Purchases of other securities, including RMBS, (around AUD 80 billion currently available) should also be considered with RMBS issued by the banks dominating supply (non- bank issuance around AUD 20 billion). Banks are capable of boosting RMBS supply over and above that supply required for the CLF liquidity facility through their self-securitisation processes.
Hopefully by November 26 we will see the RBA’s clearer preferences for unconventional policy so we can move on from this “constructive speculation” and assess the specific policy preferences.
To again return to the November Board meeting, the minutes also discusses the Staff’s revised growth outlook. As we noted in the discussion of the SMP, there were very few changes in the RBA’s forecasts.
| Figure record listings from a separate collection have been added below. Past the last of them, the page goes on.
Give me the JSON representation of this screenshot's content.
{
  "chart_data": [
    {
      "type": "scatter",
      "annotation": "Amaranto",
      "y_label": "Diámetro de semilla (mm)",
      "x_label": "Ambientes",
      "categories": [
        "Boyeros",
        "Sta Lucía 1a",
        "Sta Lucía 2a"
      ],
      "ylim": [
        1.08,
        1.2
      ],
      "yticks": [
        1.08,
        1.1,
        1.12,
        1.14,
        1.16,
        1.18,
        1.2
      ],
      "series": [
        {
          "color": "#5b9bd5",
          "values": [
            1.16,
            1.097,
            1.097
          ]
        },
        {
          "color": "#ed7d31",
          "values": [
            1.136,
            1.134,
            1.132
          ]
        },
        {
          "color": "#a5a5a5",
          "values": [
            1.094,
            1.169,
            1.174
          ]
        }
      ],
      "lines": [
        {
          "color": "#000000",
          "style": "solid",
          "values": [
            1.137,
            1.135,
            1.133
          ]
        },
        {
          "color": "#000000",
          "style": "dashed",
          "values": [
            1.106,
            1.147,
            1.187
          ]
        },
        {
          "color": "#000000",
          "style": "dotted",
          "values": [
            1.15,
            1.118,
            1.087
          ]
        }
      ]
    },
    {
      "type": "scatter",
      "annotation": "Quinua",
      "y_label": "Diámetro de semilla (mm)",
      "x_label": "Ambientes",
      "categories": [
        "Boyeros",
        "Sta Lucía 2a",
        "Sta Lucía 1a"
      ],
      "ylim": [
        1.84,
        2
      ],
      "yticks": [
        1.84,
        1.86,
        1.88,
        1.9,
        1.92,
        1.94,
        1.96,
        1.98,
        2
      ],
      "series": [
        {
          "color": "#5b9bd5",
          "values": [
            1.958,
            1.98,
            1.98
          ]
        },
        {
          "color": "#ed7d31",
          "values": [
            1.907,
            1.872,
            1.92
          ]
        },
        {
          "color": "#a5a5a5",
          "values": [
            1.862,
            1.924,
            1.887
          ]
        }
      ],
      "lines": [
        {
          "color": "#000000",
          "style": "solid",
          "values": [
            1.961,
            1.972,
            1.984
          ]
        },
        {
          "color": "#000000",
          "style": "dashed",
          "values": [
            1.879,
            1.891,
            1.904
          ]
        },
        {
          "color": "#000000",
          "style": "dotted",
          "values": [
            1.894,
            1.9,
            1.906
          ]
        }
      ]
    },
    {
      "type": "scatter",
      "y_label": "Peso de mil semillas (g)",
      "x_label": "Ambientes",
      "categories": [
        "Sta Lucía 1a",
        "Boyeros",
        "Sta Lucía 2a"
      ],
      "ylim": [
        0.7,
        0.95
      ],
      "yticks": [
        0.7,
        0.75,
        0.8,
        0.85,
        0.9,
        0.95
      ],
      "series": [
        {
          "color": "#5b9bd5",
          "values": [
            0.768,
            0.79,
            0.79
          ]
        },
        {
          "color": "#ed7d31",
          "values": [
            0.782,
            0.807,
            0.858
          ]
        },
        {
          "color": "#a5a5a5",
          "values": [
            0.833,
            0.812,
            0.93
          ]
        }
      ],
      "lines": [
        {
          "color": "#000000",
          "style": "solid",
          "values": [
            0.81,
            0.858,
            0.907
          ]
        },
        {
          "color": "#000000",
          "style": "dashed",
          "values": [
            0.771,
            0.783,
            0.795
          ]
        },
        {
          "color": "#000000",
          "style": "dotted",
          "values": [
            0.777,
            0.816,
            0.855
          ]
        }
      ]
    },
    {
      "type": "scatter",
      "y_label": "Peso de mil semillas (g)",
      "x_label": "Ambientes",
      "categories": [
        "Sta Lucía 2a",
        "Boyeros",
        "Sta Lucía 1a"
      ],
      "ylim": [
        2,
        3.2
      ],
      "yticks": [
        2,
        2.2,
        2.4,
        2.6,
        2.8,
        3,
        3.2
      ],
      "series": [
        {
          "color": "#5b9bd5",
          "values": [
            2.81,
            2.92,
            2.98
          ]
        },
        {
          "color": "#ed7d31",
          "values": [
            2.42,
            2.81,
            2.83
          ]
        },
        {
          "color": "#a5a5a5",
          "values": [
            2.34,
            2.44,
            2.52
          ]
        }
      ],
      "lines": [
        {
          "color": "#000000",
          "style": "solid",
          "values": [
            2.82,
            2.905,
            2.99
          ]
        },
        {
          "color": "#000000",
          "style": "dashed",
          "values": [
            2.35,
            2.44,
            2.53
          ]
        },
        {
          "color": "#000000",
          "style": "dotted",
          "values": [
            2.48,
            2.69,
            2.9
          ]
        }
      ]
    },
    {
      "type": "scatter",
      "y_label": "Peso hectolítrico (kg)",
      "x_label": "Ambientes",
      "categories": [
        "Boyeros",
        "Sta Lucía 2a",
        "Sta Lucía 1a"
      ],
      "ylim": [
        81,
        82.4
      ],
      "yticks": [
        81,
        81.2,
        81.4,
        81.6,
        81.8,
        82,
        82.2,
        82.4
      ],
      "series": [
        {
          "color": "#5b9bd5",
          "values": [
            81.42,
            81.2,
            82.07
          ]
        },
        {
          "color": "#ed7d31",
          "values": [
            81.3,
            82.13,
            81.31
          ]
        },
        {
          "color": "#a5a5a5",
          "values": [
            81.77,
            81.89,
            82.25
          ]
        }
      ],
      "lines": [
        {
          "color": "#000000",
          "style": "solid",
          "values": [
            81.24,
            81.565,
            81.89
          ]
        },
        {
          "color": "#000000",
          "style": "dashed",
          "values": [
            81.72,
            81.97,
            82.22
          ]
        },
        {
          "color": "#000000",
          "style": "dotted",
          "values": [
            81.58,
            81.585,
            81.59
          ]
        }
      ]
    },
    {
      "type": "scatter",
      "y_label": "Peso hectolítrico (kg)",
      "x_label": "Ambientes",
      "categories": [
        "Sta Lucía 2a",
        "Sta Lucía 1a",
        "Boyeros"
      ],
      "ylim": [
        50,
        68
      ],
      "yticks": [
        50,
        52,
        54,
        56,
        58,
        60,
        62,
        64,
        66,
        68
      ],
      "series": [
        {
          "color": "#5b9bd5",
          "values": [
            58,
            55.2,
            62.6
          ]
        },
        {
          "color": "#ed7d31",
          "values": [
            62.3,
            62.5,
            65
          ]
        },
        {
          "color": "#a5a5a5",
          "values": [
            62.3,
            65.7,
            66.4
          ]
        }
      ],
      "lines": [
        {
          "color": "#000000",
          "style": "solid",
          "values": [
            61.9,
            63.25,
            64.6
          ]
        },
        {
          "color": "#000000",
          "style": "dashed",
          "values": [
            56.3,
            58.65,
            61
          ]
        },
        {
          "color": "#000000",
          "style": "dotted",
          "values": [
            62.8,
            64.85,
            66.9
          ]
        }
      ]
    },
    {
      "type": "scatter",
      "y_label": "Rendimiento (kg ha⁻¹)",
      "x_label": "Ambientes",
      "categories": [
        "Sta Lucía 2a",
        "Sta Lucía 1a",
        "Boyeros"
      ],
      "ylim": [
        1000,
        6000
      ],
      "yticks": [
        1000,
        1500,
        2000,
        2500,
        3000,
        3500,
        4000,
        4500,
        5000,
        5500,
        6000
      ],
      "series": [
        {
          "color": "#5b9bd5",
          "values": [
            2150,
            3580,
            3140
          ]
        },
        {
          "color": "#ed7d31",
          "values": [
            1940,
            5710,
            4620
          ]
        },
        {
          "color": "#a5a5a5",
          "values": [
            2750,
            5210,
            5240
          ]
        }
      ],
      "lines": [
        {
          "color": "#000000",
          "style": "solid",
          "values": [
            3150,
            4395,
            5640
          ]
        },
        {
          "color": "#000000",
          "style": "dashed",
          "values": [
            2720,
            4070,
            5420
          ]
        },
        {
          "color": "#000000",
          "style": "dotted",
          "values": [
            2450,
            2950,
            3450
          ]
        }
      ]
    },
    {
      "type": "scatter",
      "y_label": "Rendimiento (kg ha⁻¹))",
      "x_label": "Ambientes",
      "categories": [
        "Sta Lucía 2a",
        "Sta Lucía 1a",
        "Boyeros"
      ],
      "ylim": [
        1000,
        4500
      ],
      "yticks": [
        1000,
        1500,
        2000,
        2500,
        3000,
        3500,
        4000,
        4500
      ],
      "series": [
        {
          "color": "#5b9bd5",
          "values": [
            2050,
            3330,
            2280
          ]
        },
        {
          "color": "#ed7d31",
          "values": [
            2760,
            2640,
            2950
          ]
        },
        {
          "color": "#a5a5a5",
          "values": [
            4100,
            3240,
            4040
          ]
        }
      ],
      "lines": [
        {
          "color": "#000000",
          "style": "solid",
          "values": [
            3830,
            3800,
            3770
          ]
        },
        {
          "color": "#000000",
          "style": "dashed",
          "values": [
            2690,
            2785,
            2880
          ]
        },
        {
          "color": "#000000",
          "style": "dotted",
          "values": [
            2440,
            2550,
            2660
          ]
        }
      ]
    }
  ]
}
The RBA continues to forecast trend growth (2.8%) in 2020, and above-trend growth (3.1%) in 2021. Westpac is forecasting 2.4% growth in 2020, with the major differences being around the outlook for business investment and dwelling construction. In fact, the minutes highlight that the RBA remains uncertain about the pace of recovery in the dwelling cycle with one of the key factors being the impact of rising prices in the established market on new construction of detached dwellings.
Westpac, which sees the bringing forward of the legislated personal tax cuts as central to boosting demand through 2020, would be much more comfortable if the RBA had a more “downbeat” view on growth next year. The case for tax cuts is not assisted by RBA growth forecasts pointing to a return to trend growth.
Commentary around the international outlook continues to point to risks being tilted to the downside. However, a key reason justifying the decision not to move in November was around the “decline in pessimism” which had been signalled by global financial markets. A further reason to delay any more cuts is to await outcomes for the global economy, with the developments around the US-China trade conflict being front of mind.
Recent developments would not be encouraging but, we expect, insufficiently disturbing to trigger an unexpected move in December.
The minutes provide little support for a December rate cut but certainly keep our preferred timing – next February – in the picture.
We will be eager to see more light cast on the RBA’s intentions around unconventional policies next Tuesday.